While later novels also centre on idealized characters (Esther Summerson in ‘Bleak House’ and Amy Dorrit in ‘Little Dorrit’), this idealism serves only to highlight Dickens’s goal of poignant social commentary. Many of his novels are concerned with social realism, focusing on mechanisms of social control that direct people’s lives (for instance, factory networks in Hard Times and hypocritical exclusionary class codes in ‘Our Mutual Friend’).
Dickens continues to be one of the best known and most read of English authors, and his works have never gone out of print. At least 180 motion pictures and TV adaptations based on Dickens’s works help confirm his success. Through his journalism he campaigned on specific issues—such as sanitation and the workhouse—but his fiction probably demonstrated its greatest prowess in changing public opinion in regard to class inequalities. He often depicted the exploitation and repression of the poor and condemned the public officials and institutions that not only allowed such abuses to exist, but flourished as a result. His most strident indictment of this condition is in ‘Hard Times’ (1854), Dickens’s only novel-length treatment of the industrial working class. In this work, he uses both vitriol and satire to illustrate how this marginalized social stratum was termed “Hands” by the factory owners; that is, not really “people” but rather only appendages of the machines that they operated.
His writings inspired others, in particular journalists and political figures, to address such problems of class oppression. For example, the prison scenes in ‘The Pickwick Papers’ are claimed to have been influential in having the Fleet Prison shut down.

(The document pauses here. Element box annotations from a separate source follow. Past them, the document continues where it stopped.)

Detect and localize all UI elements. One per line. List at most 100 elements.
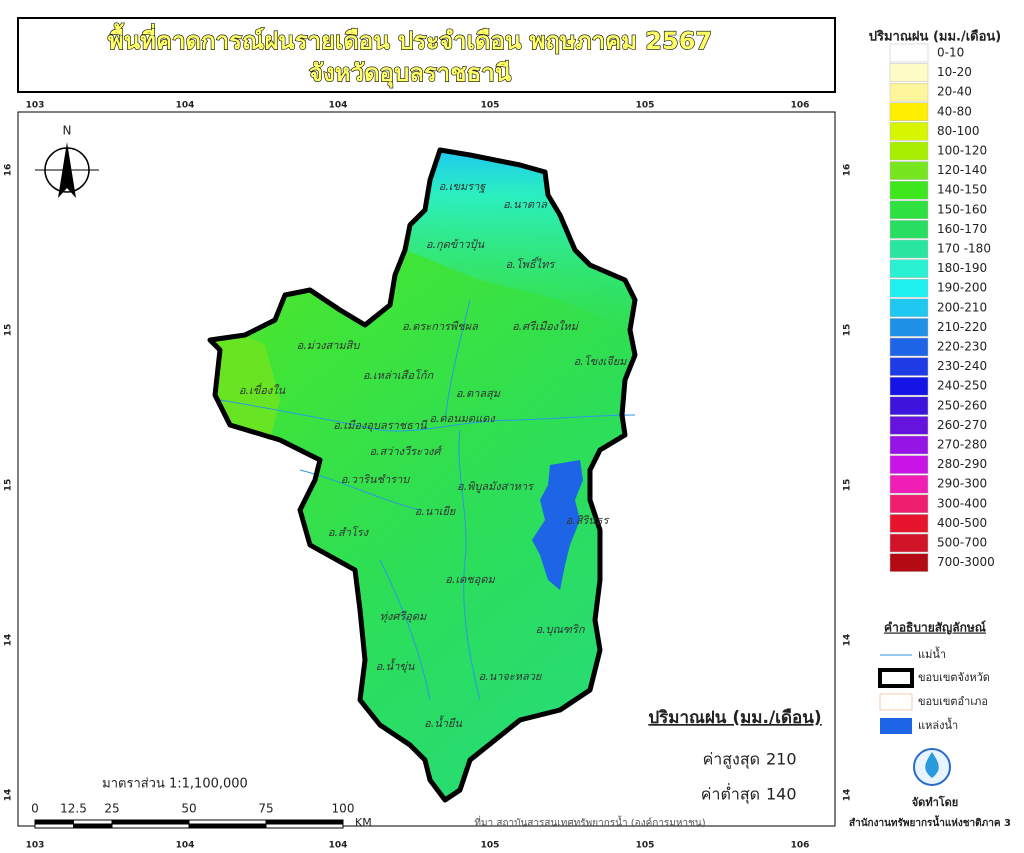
district-label: ทุ่งศรีอุดม	[380, 610, 427, 623]
province-fill	[210, 150, 635, 800]
legend-label: 120-140	[937, 163, 987, 177]
symbol-label: ขอบเขตจังหวัด	[918, 671, 990, 684]
legend-swatch	[889, 494, 929, 514]
scale-tick: 50	[181, 802, 196, 816]
longitude-label: 105	[481, 101, 500, 111]
symbol-label: แม่น้ำ	[918, 646, 946, 661]
title-box	[17, 17, 836, 93]
scale-segment	[111, 823, 190, 829]
legend-label: 700-3000	[937, 555, 995, 569]
symbol-label: ขอบเขตอำเภอ	[918, 695, 988, 708]
scale-tick: 25	[104, 802, 119, 816]
scale-segment	[265, 819, 344, 825]
district-label: อ.สำโรง	[328, 526, 370, 539]
water-icon	[880, 718, 912, 734]
scale-segment	[188, 823, 267, 829]
legend-swatch	[889, 278, 929, 298]
scale-segment	[73, 819, 113, 825]
logo-drop	[925, 752, 939, 778]
stats-title: ปริมาณฝน (มม./เดือน)	[648, 707, 821, 728]
scale-tick: 100	[332, 802, 355, 816]
legend-label: 100-120	[937, 144, 987, 158]
latitude-label: 15	[843, 324, 853, 337]
symbol-label: แหล่งน้ำ	[918, 717, 958, 732]
legend-swatch	[889, 298, 929, 318]
district-icon	[879, 693, 913, 711]
legend-swatch	[889, 102, 929, 122]
province-border	[207, 147, 638, 803]
legend-label: 290-300	[937, 477, 987, 491]
legend-label: 150-160	[937, 202, 987, 216]
legend-label: 20-40	[937, 85, 972, 99]
legend-swatch	[889, 161, 929, 180]
province-icon	[878, 668, 914, 688]
legend-label: 180-190	[937, 261, 987, 275]
longitude-label: 103	[26, 101, 45, 111]
legend-swatch	[889, 376, 929, 396]
legend-swatch	[889, 318, 929, 337]
scale-segment	[188, 819, 267, 825]
legend-swatch	[889, 141, 929, 161]
legend-label: 160-170	[937, 222, 987, 236]
legend-title: ปริมาณฝน (มม./เดือน)	[869, 29, 1001, 45]
legend-label: 210-220	[937, 320, 987, 334]
legend-swatch	[889, 239, 929, 259]
legend-label: 300-400	[937, 496, 987, 510]
longitude-label: 104	[329, 841, 348, 851]
legend-swatch	[889, 396, 929, 416]
max-value: 210	[766, 750, 797, 769]
min-value: 140	[766, 785, 797, 804]
legend-label: 80-100	[937, 124, 980, 138]
latitude-label: 15	[4, 479, 14, 492]
scale-segment	[73, 823, 113, 829]
district-label: อ.เหล่าเสือโก้ก	[363, 369, 435, 382]
latitude-label: 16	[843, 164, 853, 177]
district-label: อ.วารินชำราบ	[341, 473, 411, 486]
district-label: อ.น้ำยืน	[424, 715, 462, 730]
legend-label: 40-80	[937, 104, 972, 118]
reservoir	[532, 460, 583, 590]
district-label: อ.นาตาล	[503, 198, 548, 211]
legend-label: 500-700	[937, 536, 987, 550]
legend-label: 250-260	[937, 398, 987, 412]
latitude-label: 15	[843, 479, 853, 492]
latitude-label: 16	[4, 164, 14, 177]
latitude-label: 15	[4, 324, 14, 337]
district-label: อ.ตระการพืชผล	[402, 320, 479, 333]
longitude-label: 106	[791, 101, 810, 111]
longitude-label: 106	[791, 841, 810, 851]
rivers	[219, 299, 636, 701]
scale-tick: 0	[31, 802, 39, 816]
legend-swatch	[889, 416, 929, 435]
scale-unit: KM	[355, 816, 372, 829]
district-label: อ.บุณฑริก	[536, 623, 586, 636]
legend-label: 270-280	[937, 438, 987, 452]
min-label: ค่าต่ำสุด	[701, 783, 760, 805]
scale-label: มาตราส่วน 1:1,100,000	[102, 777, 248, 792]
district-label: อ.เขมราฐ	[439, 180, 487, 193]
western-zone	[210, 335, 280, 440]
district-label: อ.สว่างวีระวงศ์	[369, 445, 443, 458]
district-label: อ.นาจะหลวย	[479, 670, 543, 683]
district-label: อ.ตาลสุม	[456, 387, 501, 400]
legend-swatch	[889, 180, 929, 200]
credit-label: จัดทำโดย	[912, 795, 959, 809]
max-label: ค่าสูงสุด	[703, 750, 760, 770]
legend-swatch	[889, 82, 929, 102]
legend-swatch	[889, 43, 929, 63]
legend-label: 0-10	[937, 46, 964, 60]
district-label: อ.เขื่องใน	[239, 382, 286, 397]
legend-label: 10-20	[937, 65, 972, 79]
longitude-label: 105	[636, 841, 655, 851]
legend-label: 260-270	[937, 418, 987, 432]
legend-swatch	[889, 474, 929, 494]
legend-swatch	[889, 455, 929, 474]
legend-label: 240-250	[937, 379, 987, 393]
legend-swatch	[889, 259, 929, 278]
longitude-label: 104	[176, 101, 195, 111]
district-label: อ.น้ำขุ่น	[376, 658, 415, 673]
scale-tick: 75	[258, 802, 273, 816]
credit-org: สำนักงานทรัพยากรน้ำแห่งชาติภาค 3	[849, 815, 1011, 829]
legend-label: 190-200	[937, 281, 987, 295]
legend-swatch	[889, 122, 929, 141]
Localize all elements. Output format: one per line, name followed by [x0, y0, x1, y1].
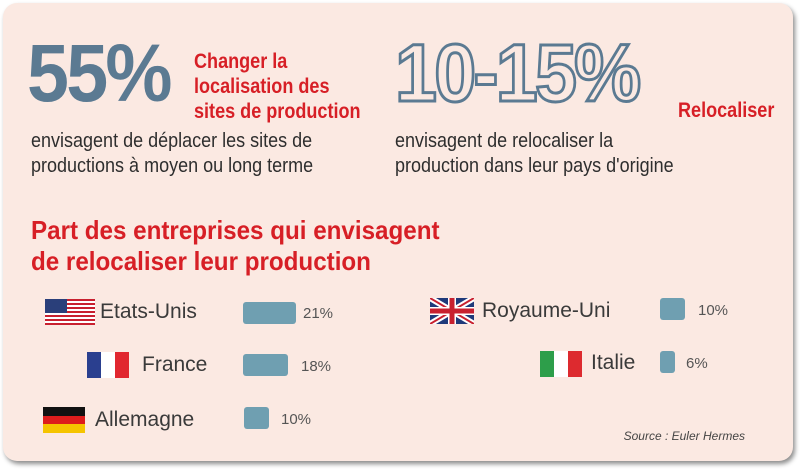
value-label-france: 18%: [301, 358, 332, 375]
source-note: Source : Euler Hermes: [623, 429, 745, 443]
infographic-card: 55% Changer la localisation des sites de…: [3, 3, 793, 461]
chart-title-line: Part des entreprises qui envisagent: [31, 215, 440, 245]
stat-description-reshoring: envisagent de relocaliser la production …: [395, 129, 674, 179]
heading-line: Changer la: [194, 50, 288, 73]
heading-line: sites de production: [194, 100, 361, 123]
description-line: productions à moyen ou long terme: [31, 155, 314, 177]
us-flag-icon: [45, 299, 95, 325]
stat-heading-reshoring: Relocaliser: [678, 99, 775, 122]
uk-flag-icon: [430, 298, 474, 324]
stat-value-relocation-sites: 55%: [27, 28, 172, 119]
description-line: envisagent de relocaliser la: [395, 130, 614, 152]
chart-bar-etats-unis: [243, 302, 296, 324]
description-line: envisagent de déplacer les sites de: [31, 130, 313, 152]
chart-bar-royaume-uni: [660, 298, 686, 320]
heading-line: localisation des: [194, 75, 330, 98]
country-label-royaume-uni: Royaume-Uni: [482, 299, 611, 322]
country-label-france: France: [142, 353, 208, 376]
value-label-allemagne: 10%: [281, 411, 312, 428]
country-label-allemagne: Allemagne: [95, 408, 195, 431]
chart-bar-france: [243, 354, 289, 376]
chart-bar-allemagne: [244, 407, 270, 429]
stat-heading-relocation-sites: Changer la localisation des sites de pro…: [194, 49, 361, 124]
chart-title-line: de relocaliser leur production: [31, 246, 371, 276]
country-label-italie: Italie: [591, 351, 636, 374]
chart-bar-italie: [660, 351, 676, 373]
stat-value-reshoring: 10-15%: [394, 28, 643, 119]
italy-flag-icon: [540, 351, 582, 377]
value-label-etats-unis: 21%: [303, 305, 334, 322]
germany-flag-icon: [43, 407, 85, 433]
value-label-royaume-uni: 10%: [698, 302, 729, 319]
value-label-italie: 6%: [686, 355, 708, 372]
stat-description-relocation-sites: envisagent de déplacer les sites de prod…: [31, 129, 313, 179]
country-label-etats-unis: Etats-Unis: [100, 300, 197, 323]
description-line: production dans leur pays d'origine: [395, 155, 674, 177]
france-flag-icon: [87, 352, 129, 378]
chart-title: Part des entreprises qui envisagent de r…: [31, 215, 440, 277]
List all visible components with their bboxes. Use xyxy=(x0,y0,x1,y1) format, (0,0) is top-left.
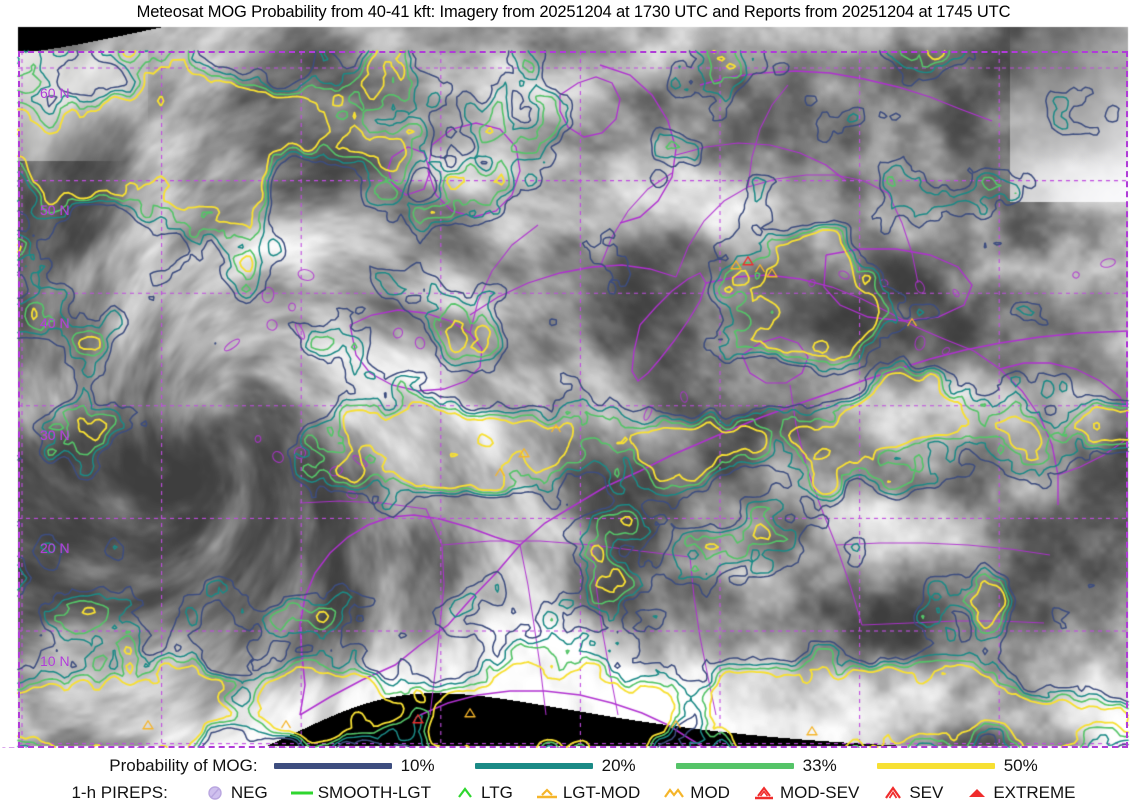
probability-legend: Probability of MOG: 10% 20% 33% 50% xyxy=(0,754,1147,778)
longitude-label: 25 W xyxy=(128,744,161,748)
pirep-legend-item: NEG xyxy=(202,783,268,803)
pirep-legend-item: SEV xyxy=(880,783,943,803)
pirep-label-text: MOD xyxy=(690,783,730,802)
longitude-label: 35 W xyxy=(0,744,33,748)
probability-legend-item: 20% xyxy=(474,756,636,776)
satellite-map[interactable]: 60 N 50 N 40 N 30 N 20 N 10 N 35 W 25 W 15 W 5 W… xyxy=(0,25,1147,748)
pirep-legend-item: LGT-MOD xyxy=(534,783,640,803)
smooth-lgt-line-icon xyxy=(289,784,315,802)
latitude-label: 30 N xyxy=(40,427,70,443)
pirep-legend-item: LTG xyxy=(452,783,513,803)
longitude-label: 15 W xyxy=(272,744,305,748)
page-title: Meteosat MOG Probability from 40-41 kft:… xyxy=(136,3,1011,21)
longitude-label: 15 E xyxy=(692,744,721,748)
probability-legend-item: 10% xyxy=(273,756,435,776)
probability-color-swatch xyxy=(876,763,995,769)
probability-color-swatch xyxy=(273,763,392,769)
pirep-legend-item: SMOOTH-LGT xyxy=(289,783,431,803)
latitude-label: 40 N xyxy=(40,315,70,331)
pirep-legend-item: MOD-SEV xyxy=(751,783,859,803)
probability-legend-item: 33% xyxy=(675,756,837,776)
probability-legend-items: 10% 20% 33% 50% xyxy=(273,756,1038,776)
longitude-label: 35 E xyxy=(977,744,1006,748)
pirep-label-text: EXTREME xyxy=(993,783,1076,802)
probability-value-label: 10% xyxy=(400,756,435,775)
pirep-label-text: LTG xyxy=(481,783,513,802)
pirep-label-text: SEV xyxy=(909,783,944,802)
mod-sev-chevron-bar-icon xyxy=(751,784,777,802)
probability-value-label: 50% xyxy=(1003,756,1038,775)
longitude-label: 5 W xyxy=(418,744,443,748)
pirep-legend-items: NEG SMOOTH-LGT LTG LGT-MOD MOD MOD-SEV SEV EXTR… xyxy=(202,783,1076,803)
probability-color-swatch xyxy=(474,763,593,769)
pirep-label-text: SMOOTH-LGT xyxy=(317,783,432,802)
longitude-label: 5 E xyxy=(555,744,576,748)
pirep-label-text: NEG xyxy=(230,783,268,802)
probability-value-label: 20% xyxy=(601,756,636,775)
latitude-label: 10 N xyxy=(40,653,70,669)
probability-legend-label: Probability of MOG: xyxy=(109,756,258,775)
pirep-legend: 1-h PIREPS: NEG SMOOTH-LGT LTG LGT-MOD MOD MO… xyxy=(0,780,1147,806)
probability-value-label: 33% xyxy=(802,756,837,775)
lgt-mod-chevron-bar-icon xyxy=(534,784,560,802)
pirep-legend-item: EXTREME xyxy=(964,783,1076,803)
probability-color-swatch xyxy=(675,763,794,769)
title-bar: Meteosat MOG Probability from 40-41 kft:… xyxy=(0,0,1147,25)
mod-chevron-icon xyxy=(661,784,687,802)
pirep-label-text: MOD-SEV xyxy=(779,783,860,802)
extreme-filled-triangle-icon xyxy=(964,784,990,802)
pirep-legend-item: MOD xyxy=(661,783,730,803)
probability-legend-item: 50% xyxy=(876,756,1038,776)
ltg-chevron-icon xyxy=(452,784,478,802)
sev-double-chevron-icon xyxy=(880,784,906,802)
satellite-imagery-canvas xyxy=(0,25,1147,748)
latitude-label: 20 N xyxy=(40,540,70,556)
latitude-label: 60 N xyxy=(40,85,70,101)
pirep-legend-label: 1-h PIREPS: xyxy=(71,783,168,802)
neg-circle-slash-icon xyxy=(202,784,228,802)
latitude-label: 50 N xyxy=(40,202,70,218)
legend-area: Probability of MOG: 10% 20% 33% 50% 1-h PIR… xyxy=(0,748,1147,808)
pirep-label-text: LGT-MOD xyxy=(562,783,641,802)
longitude-label: 25 E xyxy=(832,744,861,748)
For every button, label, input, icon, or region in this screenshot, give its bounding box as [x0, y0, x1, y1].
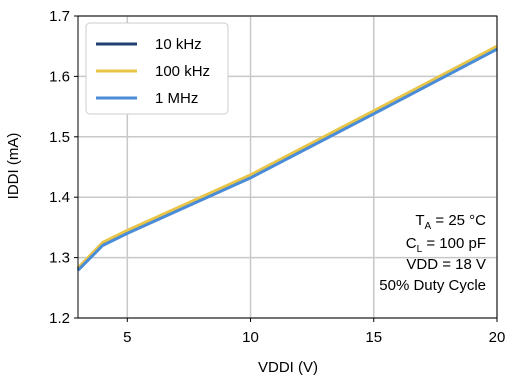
legend-label-100khz: 100 kHz — [155, 63, 210, 80]
legend-box — [85, 22, 229, 115]
y-tick-label: 1.5 — [49, 129, 70, 146]
x-axis-label: VDDI (V) — [258, 359, 318, 376]
plot-area — [77, 15, 498, 319]
y-tick-label: 1.6 — [49, 68, 70, 85]
series-line-1-mhz — [76, 47, 498, 272]
series-line-100-khz — [76, 44, 498, 269]
y-tick-label: 1.3 — [49, 250, 70, 267]
y-axis-label: IDDI (mA) — [5, 133, 22, 200]
legend-label-1mhz: 1 MHz — [155, 90, 198, 107]
y-tick-label: 1.2 — [49, 310, 70, 327]
y-axis-ticks: 1.2 1.3 1.4 1.5 1.6 1.7 — [49, 8, 78, 327]
annotation-duty: 50% Duty Cycle — [379, 277, 486, 294]
x-axis-ticks: 5 10 15 20 — [123, 318, 505, 346]
series-lines — [76, 44, 498, 272]
legend-label-10khz: 10 kHz — [155, 36, 202, 53]
x-tick-label: 20 — [489, 329, 506, 346]
y-tick-label: 1.4 — [49, 189, 70, 206]
annotation-cl: CL = 100 pF — [406, 235, 486, 255]
conditions-annotation: TA = 25 °C CL = 100 pF VDD = 18 V 50% Du… — [379, 212, 486, 294]
y-tick-label: 1.7 — [49, 8, 70, 25]
annotation-ta: TA = 25 °C — [415, 212, 486, 232]
legend: 10 kHz 100 kHz 1 MHz — [85, 22, 229, 115]
x-tick-label: 5 — [123, 329, 131, 346]
annotation-vdd: VDD = 18 V — [406, 256, 486, 273]
x-tick-label: 10 — [242, 329, 259, 346]
x-tick-label: 15 — [365, 329, 382, 346]
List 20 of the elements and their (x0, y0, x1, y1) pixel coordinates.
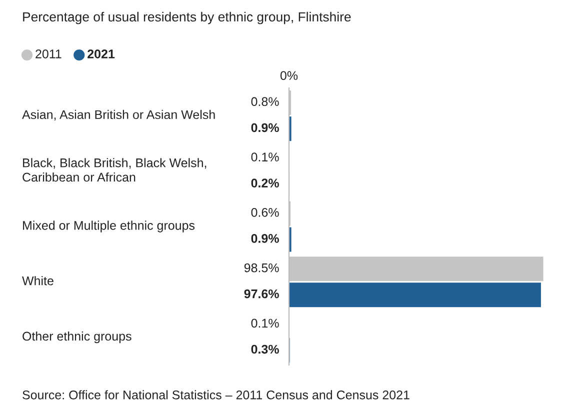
legend-label: 2011 (36, 50, 62, 58)
data-label: 0.3% (251, 344, 279, 354)
y-tick-label: Black, Black British, Black Welsh, Caribbean or African (22, 158, 206, 182)
data-label: 0.6% (251, 208, 279, 217)
legend-label: 2021 (88, 50, 115, 58)
data-label: 0.8% (251, 97, 279, 106)
y-tick-label: White (22, 276, 54, 286)
data-label: 0.2% (251, 178, 279, 188)
y-tick-label: Other ethnic groups (22, 331, 132, 344)
source-note: Source: Office for National Statistics – 2011 Census and Census 2021 (22, 390, 410, 400)
data-label: 0.1% (251, 318, 279, 328)
y-tick-label: Mixed or Multiple ethnic groups (23, 220, 195, 232)
data-label: 0.9% (251, 234, 279, 243)
chart-title: Percentage of usual residents by ethnic group, Flintshire (23, 12, 351, 24)
data-label: 98.5% (244, 263, 279, 272)
data-label: 0.1% (251, 152, 279, 162)
text: 0% (280, 71, 298, 80)
data-label: 0.9% (251, 123, 279, 132)
y-tick-label: Asian, Asian British or Asian Welsh (22, 110, 215, 121)
data-label: 97.6% (244, 289, 279, 298)
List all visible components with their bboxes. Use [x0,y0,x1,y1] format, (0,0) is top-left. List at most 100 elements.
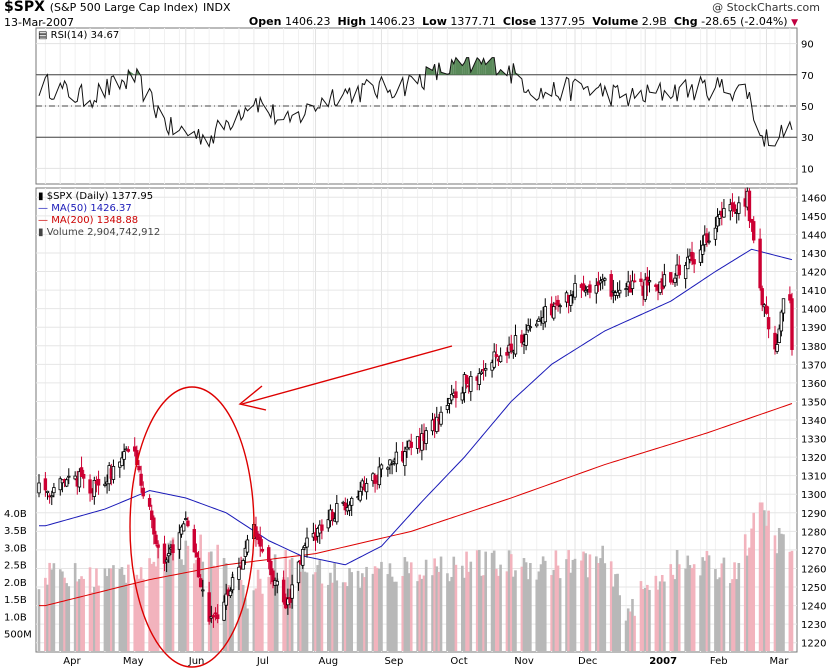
volume-bar [716,579,719,651]
candle-down [760,288,764,306]
candle-down [186,520,190,527]
volume-bar [186,545,190,651]
candle-down [790,298,794,350]
candle-down [271,570,275,583]
volume-bar [395,581,398,651]
candle-down [692,259,696,265]
open-value: 1406.23 [284,15,331,28]
candle-up [435,416,439,432]
volume-bar [320,583,324,651]
volume-label: Volume [592,15,639,28]
price-tick-label: 1320 [801,453,826,464]
volume-bar [331,582,334,651]
candle-up [177,532,182,550]
volume-bar [705,551,709,651]
legend-ma200-text: MA(200) 1348.88 [51,215,139,226]
annotation [129,345,453,668]
volume-bar [312,574,315,651]
volume-bar [318,560,322,651]
price-tick-label: 1460 [801,193,826,204]
volume-bar [378,568,381,651]
candle-up [615,291,620,296]
volume-bar [567,550,570,651]
volume-tick-label: 3.5B [4,526,27,537]
volume-bar [95,568,98,651]
candle-down [409,441,413,448]
volume-bar [246,608,249,651]
volume-bar [405,561,409,651]
candle-up [403,451,407,467]
candle-up [683,265,688,279]
ma200-line [39,403,793,607]
candle-up [305,537,309,548]
month-label: Oct [450,656,467,667]
candle-up [722,208,726,218]
month-label: Feb [710,656,728,667]
price-tick-label: 1430 [801,249,826,260]
volume-bar [495,568,498,651]
price-tick-label: 1300 [801,490,826,501]
volume-bar [133,582,137,651]
candle-up [715,216,720,227]
volume-bar [371,573,375,651]
volume-bar [416,581,419,651]
candle-down [669,272,673,283]
volume-tick-label: 500M [4,630,32,641]
volume-bar [526,579,530,651]
volume-bar [720,563,724,651]
volume-bar [67,586,71,651]
volume-bar [120,567,124,651]
candle-up [449,393,454,401]
candle-up [775,344,779,352]
volume-bar [507,550,511,651]
price-tick-label: 1230 [801,620,826,631]
candle-up [224,593,228,606]
volume-bar [556,565,560,651]
volume-bar [165,554,168,651]
volume-bar [156,542,160,651]
candle-down [43,478,48,491]
rsi-overbought-fill [426,66,433,75]
volume-tick-label: 4.0B [4,509,27,520]
volume-bar [448,581,451,651]
volume-bar [512,576,515,651]
candle-down [520,334,524,344]
volume-bar [571,559,575,651]
candle-up [737,202,741,214]
volume-bar [171,537,175,651]
volume-legend-icon: ▮ [38,227,44,238]
candle-down [609,274,613,297]
volume-bar [229,585,232,651]
volume-bar [401,575,405,651]
candle-up [558,305,562,308]
candle-up [603,278,607,281]
legend-price: ▮ $SPX (Daily) 1377.95 [38,191,160,203]
volume-bar [626,608,630,651]
credit-text[interactable]: @ StockCharts.com [712,1,820,14]
candle-up [573,283,577,298]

As Karl Marx said, Dickens, and the other novelists of Victorian England, ” issued to the world more political and social truths than have been uttered by all the professional politicians, publicists and moralists put together”. The exceptional popularity of his novels, even those with socially oppositional themes (‘Bleak House’, 1853; ‘Little Dorrit’, 1857; ‘Our Mutual Friend’, 1865) underscored not only his almost preternatural ability to create compelling storylines and unforgettable characters, but also ensured that the Victorian public confronted issues of social justice that had commonly been ignored.